Harvard was undefeated so far that year. But Army, boasting several of the East's finest boxers and a coach named Kid Glover, in itself intimidating, was expected to win handily. Two Harvard upsets, however, turned the tables.
Entering the third and final round in the 175-pound bout, Army's undefeated J.B. Wells held a commanding point lead over Harvard's Gordie Robertson. Wells could have turned his back and run around the ring for two minutes and still won," Lamar recalls.
But in the closing seconds of the round. Robertson uncorked what had become the trademark of Harvard boxers--a combination jab, cross and hook followed by an inside right counter. The last blow landed under Well's ear and sent the bewildered Cadet spinning to the canvas for his first collegiate defeat.
Minutes later, Harvard's Bill Smith completely dominated Army's J.H. Isbell, a 217-pound All-American football tackle, to clinch the match for the Crimson and climax Harvard's only undefeated boxing season.
Two years later, in 1938, boxing lost its varsity status at Harvard. Squeamish spectators claim injuries killed intercollegiate boxing here and elsewhere. But University Health Service records do not report a single boxing injury during the 1930-37 period when boxing carried varsity status at Harvard. And one survey made at San Jose State College in California showed that boxing ranked seventh in injuries behind football, wrestling, basketball, track, soccer, and baseball.

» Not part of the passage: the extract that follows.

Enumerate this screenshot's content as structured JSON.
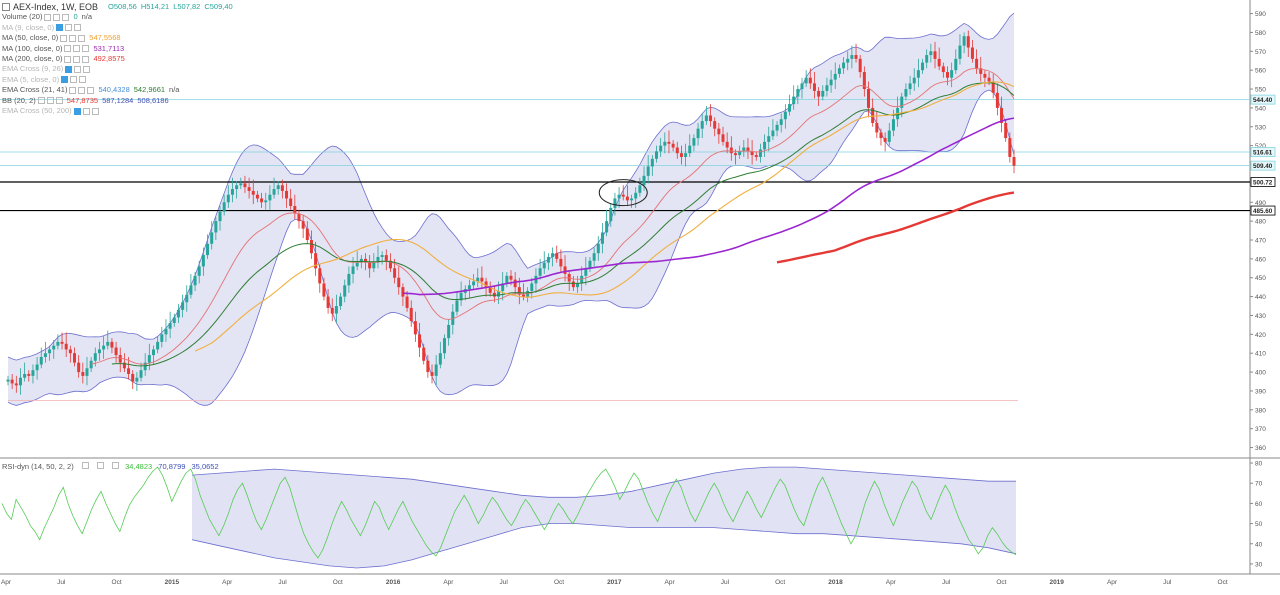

Lamar blames the high-handed recruiting practices of many colleges for the sport's demise. "Golden Glove Champions with as many as 100 bouts under their belts would be placed in the ring with inexperienced fighters," he says. Serious injuries rarely occurred, but spectators and officials became disturbed at the one-sided affairs."
So for the past 30 years boxing at Harvard and at most other colleges has consisted of a single annual intramural event. Interest in the sport revived during World War II, when intramural boxing became a required activity for all Harvard undergraduates, but waned quickly. All that remains of boxing today are the classes Henry Lamar teaches every February and the three-day House tournament, which begins today.
But the House tournament is the highlight of the winter sport season for a great many Harvard sports fans, who still throng the IAB for the final bouts. And though Henry Lamar insists that intercollegiate boxing is dead and buried, who's to deny that if Harvard challenged Yale to an annual match, the Ivy League might generate a pugilistic renaissance in America?